Inspired by the excellent → presentation of professor Tuckerman
Droplets of oil with mass $M$ falling in an electric field $E$. Some remain suspended between the plates. These are (probably) those who captured an electron by action of X-rays. They have so the negative elementary charge $e$ Their weight must be equal to the electric force that holds them! We have: $M\cdot g$ $=$ $e\cdot E$ $\frac{M}{e}$ $=$ $\frac{g}{E}$ (1)

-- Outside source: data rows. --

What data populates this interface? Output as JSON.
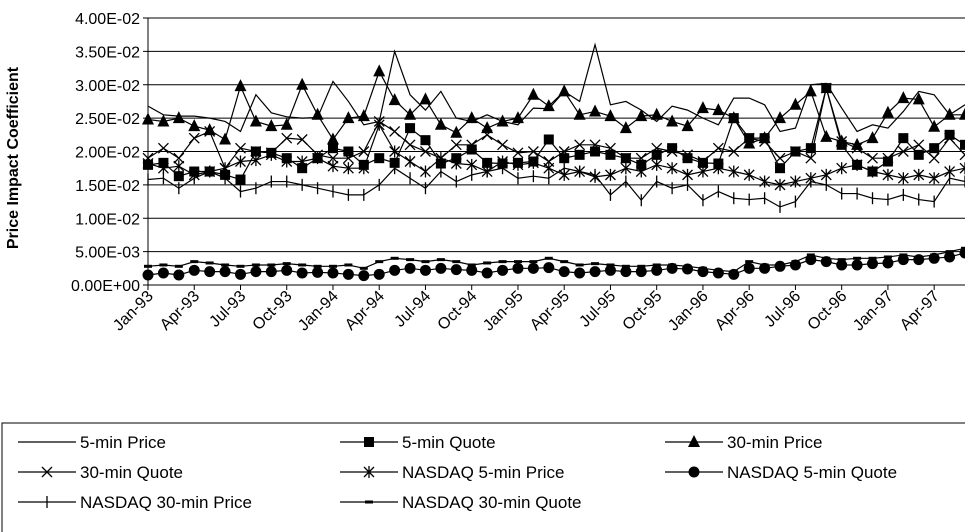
{
  "chart_data": {
    "type": "line",
    "title": "",
    "xlabel": "",
    "ylabel": "Price Impact Coefficient",
    "ylim": [
      0,
      0.04
    ],
    "y_ticks": [
      "0.00E+00",
      "5.00E-03",
      "1.00E-02",
      "1.50E-02",
      "2.00E-02",
      "2.50E-02",
      "3.00E-02",
      "3.50E-02",
      "4.00E-02"
    ],
    "x_tick_labels": [
      "Jan-93",
      "Apr-93",
      "Jul-93",
      "Oct-93",
      "Jan-94",
      "Apr-94",
      "Jul-94",
      "Oct-94",
      "Jan-95",
      "Apr-95",
      "Jul-95",
      "Oct-95",
      "Jan-96",
      "Apr-96",
      "Jul-96",
      "Oct-96",
      "Jan-97",
      "Apr-97"
    ],
    "x_tick_indices": [
      0,
      3,
      6,
      9,
      12,
      15,
      18,
      21,
      24,
      27,
      30,
      33,
      36,
      39,
      42,
      45,
      48,
      51
    ],
    "x": [
      "Jan-93",
      "Feb-93",
      "Mar-93",
      "Apr-93",
      "May-93",
      "Jun-93",
      "Jul-93",
      "Aug-93",
      "Sep-93",
      "Oct-93",
      "Nov-93",
      "Dec-93",
      "Jan-94",
      "Feb-94",
      "Mar-94",
      "Apr-94",
      "May-94",
      "Jun-94",
      "Jul-94",
      "Aug-94",
      "Sep-94",
      "Oct-94",
      "Nov-94",
      "Dec-94",
      "Jan-95",
      "Feb-95",
      "Mar-95",
      "Apr-95",
      "May-95",
      "Jun-95",
      "Jul-95",
      "Aug-95",
      "Sep-95",
      "Oct-95",
      "Nov-95",
      "Dec-95",
      "Jan-96",
      "Feb-96",
      "Mar-96",
      "Apr-96",
      "May-96",
      "Jun-96",
      "Jul-96",
      "Aug-96",
      "Sep-96",
      "Oct-96",
      "Nov-96",
      "Dec-96",
      "Jan-97",
      "Feb-97",
      "Mar-97",
      "Apr-97",
      "May-97",
      "Jun-97"
    ],
    "grid": "horizontal",
    "legend_placement": "bottom",
    "series": [
      {
        "name": "5-min Price",
        "marker": "none",
        "values": [
          0.0268,
          0.0255,
          0.0253,
          0.0253,
          0.025,
          0.0245,
          0.023,
          0.0285,
          0.0258,
          0.0252,
          0.025,
          0.0251,
          0.0305,
          0.0275,
          0.024,
          0.0245,
          0.035,
          0.0285,
          0.0262,
          0.029,
          0.025,
          0.0245,
          0.0255,
          0.0245,
          0.024,
          0.0265,
          0.0264,
          0.029,
          0.0275,
          0.036,
          0.027,
          0.0275,
          0.0262,
          0.0245,
          0.0268,
          0.0262,
          0.025,
          0.024,
          0.028,
          0.028,
          0.027,
          0.023,
          0.0235,
          0.03,
          0.0302,
          0.0265,
          0.023,
          0.024,
          0.0235,
          0.026,
          0.029,
          0.0285,
          0.0255,
          0.027
        ]
      },
      {
        "name": "5-min Quote",
        "marker": "square",
        "values": [
          0.018,
          0.0183,
          0.0163,
          0.017,
          0.017,
          0.0165,
          0.0158,
          0.02,
          0.0198,
          0.019,
          0.0175,
          0.019,
          0.0205,
          0.02,
          0.018,
          0.019,
          0.0183,
          0.0235,
          0.0217,
          0.0182,
          0.019,
          0.0203,
          0.0183,
          0.0182,
          0.0183,
          0.0185,
          0.0218,
          0.019,
          0.0195,
          0.02,
          0.0195,
          0.019,
          0.018,
          0.0195,
          0.0205,
          0.019,
          0.0183,
          0.0182,
          0.025,
          0.022,
          0.022,
          0.0175,
          0.02,
          0.0205,
          0.0295,
          0.021,
          0.018,
          0.017,
          0.0185,
          0.022,
          0.0195,
          0.0205,
          0.0225,
          0.021
        ]
      },
      {
        "name": "30-min Price",
        "marker": "triangle",
        "values": [
          0.0248,
          0.0245,
          0.025,
          0.0238,
          0.0232,
          0.0218,
          0.0298,
          0.0245,
          0.0238,
          0.024,
          0.03,
          0.0255,
          0.0218,
          0.025,
          0.0253,
          0.032,
          0.0277,
          0.0255,
          0.0278,
          0.024,
          0.0228,
          0.025,
          0.0235,
          0.0245,
          0.025,
          0.0285,
          0.0268,
          0.029,
          0.0255,
          0.026,
          0.0253,
          0.0235,
          0.0253,
          0.0255,
          0.0245,
          0.0238,
          0.0265,
          0.0262,
          0.025,
          0.0212,
          0.022,
          0.025,
          0.027,
          0.029,
          0.0222,
          0.0215,
          0.021,
          0.022,
          0.0258,
          0.028,
          0.0278,
          0.0237,
          0.0255,
          0.0255
        ]
      },
      {
        "name": "30-min Quote",
        "marker": "x",
        "values": [
          0.019,
          0.0205,
          0.019,
          0.022,
          0.023,
          0.0175,
          0.0205,
          0.02,
          0.0198,
          0.022,
          0.0218,
          0.0195,
          0.019,
          0.019,
          0.02,
          0.0245,
          0.023,
          0.021,
          0.02,
          0.019,
          0.021,
          0.021,
          0.0225,
          0.021,
          0.0198,
          0.02,
          0.0185,
          0.02,
          0.021,
          0.021,
          0.0205,
          0.019,
          0.019,
          0.0205,
          0.02,
          0.0195,
          0.0185,
          0.0205,
          0.02,
          0.022,
          0.0215,
          0.019,
          0.02,
          0.019,
          0.0295,
          0.0215,
          0.0205,
          0.019,
          0.019,
          0.02,
          0.021,
          0.019,
          0.022,
          0.0195
        ]
      },
      {
        "name": "NASDAQ 5-min Price",
        "marker": "star",
        "values": [
          0.0182,
          0.0175,
          0.0178,
          0.0165,
          0.017,
          0.0175,
          0.0185,
          0.0187,
          0.0195,
          0.0185,
          0.0185,
          0.019,
          0.0178,
          0.0175,
          0.0175,
          0.024,
          0.02,
          0.0185,
          0.017,
          0.019,
          0.0182,
          0.018,
          0.017,
          0.0185,
          0.018,
          0.0183,
          0.0175,
          0.0165,
          0.017,
          0.0162,
          0.0165,
          0.0175,
          0.017,
          0.018,
          0.0175,
          0.0165,
          0.017,
          0.0175,
          0.017,
          0.0165,
          0.0155,
          0.015,
          0.0155,
          0.016,
          0.0165,
          0.0175,
          0.018,
          0.017,
          0.0165,
          0.016,
          0.0165,
          0.016,
          0.017,
          0.0175
        ]
      },
      {
        "name": "NASDAQ 5-min Quote",
        "marker": "circle",
        "values": [
          0.0015,
          0.0018,
          0.0015,
          0.0022,
          0.002,
          0.002,
          0.0016,
          0.002,
          0.002,
          0.0022,
          0.0018,
          0.0019,
          0.0018,
          0.0016,
          0.0014,
          0.0016,
          0.0022,
          0.0025,
          0.0022,
          0.0025,
          0.0023,
          0.0022,
          0.0018,
          0.0022,
          0.0025,
          0.0025,
          0.0026,
          0.002,
          0.0018,
          0.002,
          0.0022,
          0.002,
          0.002,
          0.0022,
          0.0025,
          0.0024,
          0.002,
          0.0018,
          0.0016,
          0.0025,
          0.0025,
          0.0028,
          0.003,
          0.0038,
          0.0035,
          0.003,
          0.003,
          0.0032,
          0.0033,
          0.0038,
          0.0038,
          0.004,
          0.0042,
          0.0048
        ]
      },
      {
        "name": "NASDAQ 30-min Price",
        "marker": "plus",
        "values": [
          0.0158,
          0.016,
          0.0145,
          0.016,
          0.017,
          0.016,
          0.014,
          0.0145,
          0.0155,
          0.0155,
          0.015,
          0.0145,
          0.014,
          0.0135,
          0.0135,
          0.015,
          0.0175,
          0.016,
          0.0145,
          0.017,
          0.0155,
          0.0165,
          0.017,
          0.0175,
          0.016,
          0.0163,
          0.016,
          0.0175,
          0.017,
          0.0165,
          0.0135,
          0.0155,
          0.0127,
          0.0155,
          0.0145,
          0.015,
          0.0127,
          0.014,
          0.013,
          0.0128,
          0.013,
          0.0117,
          0.0125,
          0.0155,
          0.015,
          0.0137,
          0.0137,
          0.013,
          0.0128,
          0.0135,
          0.0128,
          0.0125,
          0.016,
          0.0155
        ]
      },
      {
        "name": "NASDAQ 30-min Quote",
        "marker": "dash",
        "values": [
          0.0028,
          0.003,
          0.0028,
          0.0035,
          0.0033,
          0.003,
          0.0028,
          0.003,
          0.003,
          0.0032,
          0.003,
          0.0028,
          0.0028,
          0.003,
          0.0025,
          0.0035,
          0.004,
          0.0038,
          0.0035,
          0.0038,
          0.0035,
          0.003,
          0.0033,
          0.0035,
          0.0035,
          0.0035,
          0.004,
          0.0035,
          0.003,
          0.0032,
          0.003,
          0.0028,
          0.0028,
          0.003,
          0.003,
          0.0028,
          0.0025,
          0.0022,
          0.002,
          0.0035,
          0.003,
          0.003,
          0.0035,
          0.0045,
          0.004,
          0.0038,
          0.004,
          0.004,
          0.0042,
          0.0045,
          0.0042,
          0.0045,
          0.005,
          0.0055
        ]
      }
    ]
  }
}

If $y$ is function of $x$, the differential equation $\frac{dy}{dx}$ $=$ $ay$ $+$ $b$ has one solution: $y$ $=$ $e^{ax}$ $-$ $\frac{b}{a}$ (2) Verification: $\frac{dy}{dx}$ = $ae^{ax}$ = $a(y$ $+$ $\frac{b}{a})$ = $ay$ $+$ $b$
Now the oil droplets fall without electric field. In that case two forces act on them: 1) the weight $P$ = $M\cdot g$ 2) the friction force $F$ $ = $ $\gamma \cdot v $ where $\gamma $ is the friction coefficient, The resultant force is: $P$ $-$ $F$ $=$ $M\cdot g$ $-$ $\gamma \cdot v$ According to Newton's law, we have: $M\cdot \frac{dv}{dt}$ $=$ $M\cdot g$ $-$ $\gamma \cdot v$ $ \frac{dv}{dt}$ $=$ $g$ $-$ $\frac{\gamma}{M} \cdot v$ which is a differential equation of type (2) with $a$ $=$ $-\frac{\gamma}{M} $ and $b$ $=$ $g$ and therefore has the solution: $v$ $=$ $\frac{Mg}{\gamma}(1+e^{-\frac{\gamma \cdot t}{M}})$ As $\gamma $ is sufficiently large and $M$ small, the second term tends quickly to 0 and for the so stationary observed velocity $V$ we have: $V$ $=$ $\frac{Mg}{\gamma}$ (3) This equation makes it possible to determine $M$ and by (1) also $e $! Found:
$e$ $=$ $1,6\cdot 10^{-19}\;C$